MySQL Multiple Aggregates

Without the third join D.cid = C.id, this query gives me the count of C. With the third join it corrupts the count and gets unwanted tuples into the count of C's join. So how can I get the count of C and D without having the C count effected? Is there a form of parenthesis I can use to make sure I get the correct count?

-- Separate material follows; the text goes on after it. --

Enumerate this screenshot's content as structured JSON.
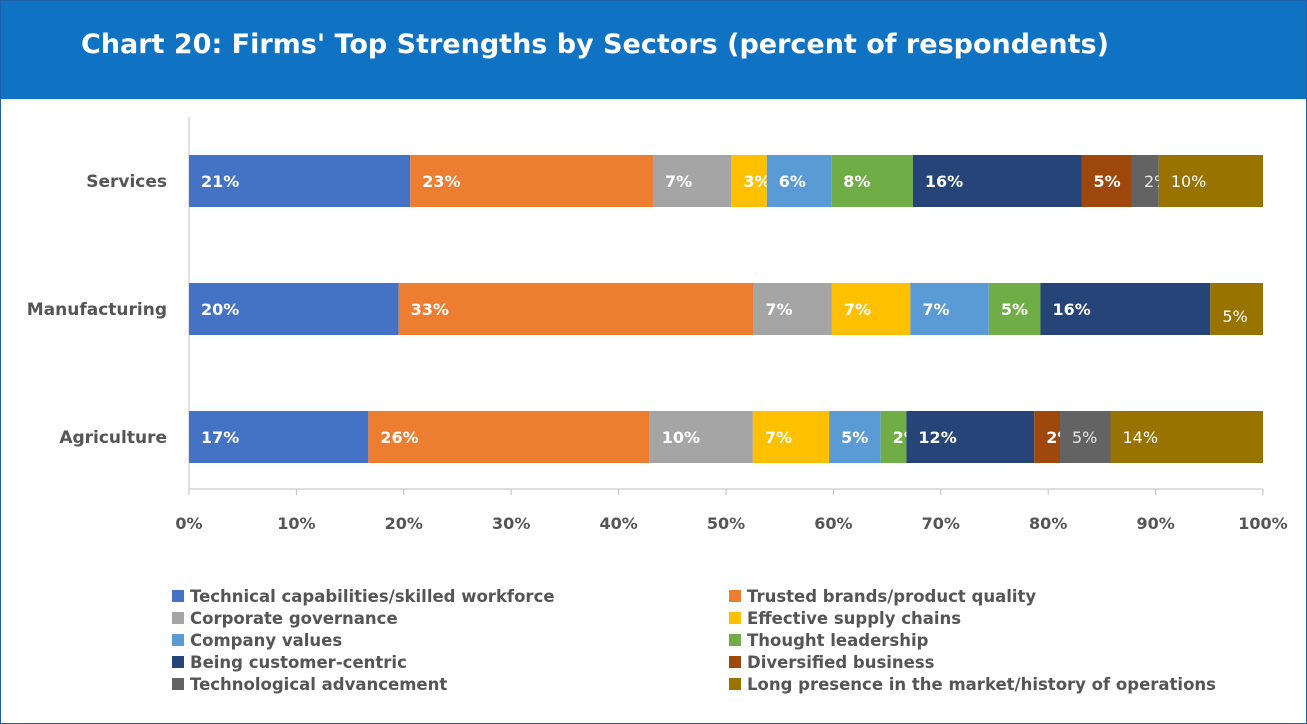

SELECT A.*, B.*, COUNT(C.aid) AS cCount
FROM tableA A
LEFT JOIN tableC AS C ON A.id = C.aid
INNER JOIN tableB AS B ON A.id = B.aid
LEFT JOIN tableD AS D ON D.cid = C.id
GROUP BY A.id
I would have the counts from the other tables pre-aggregated unto themselves and joined... something like...
SELECT
A.*,
B.*,
COALESCE( PreAggC.CCount, 0 ) as CCount,
COALESCE( PreAggC.WithDCount, 0 ) as WithDCount
FROM
tableA A
JOIN tableB B
on A.ID = B.aID
LEFT JOIN ( select aID,
count( distinct id ) CCount,
count(*) as WithDCount
from tableC
left join tableD D
on c.ID = D.cID
group by aID ) PreAggC
on A.id = PreAggC.aID
Now, do you really want how many entries actually have "D" records? so I included both counts... distinct "C" entries, and the overall count with correlation with "D"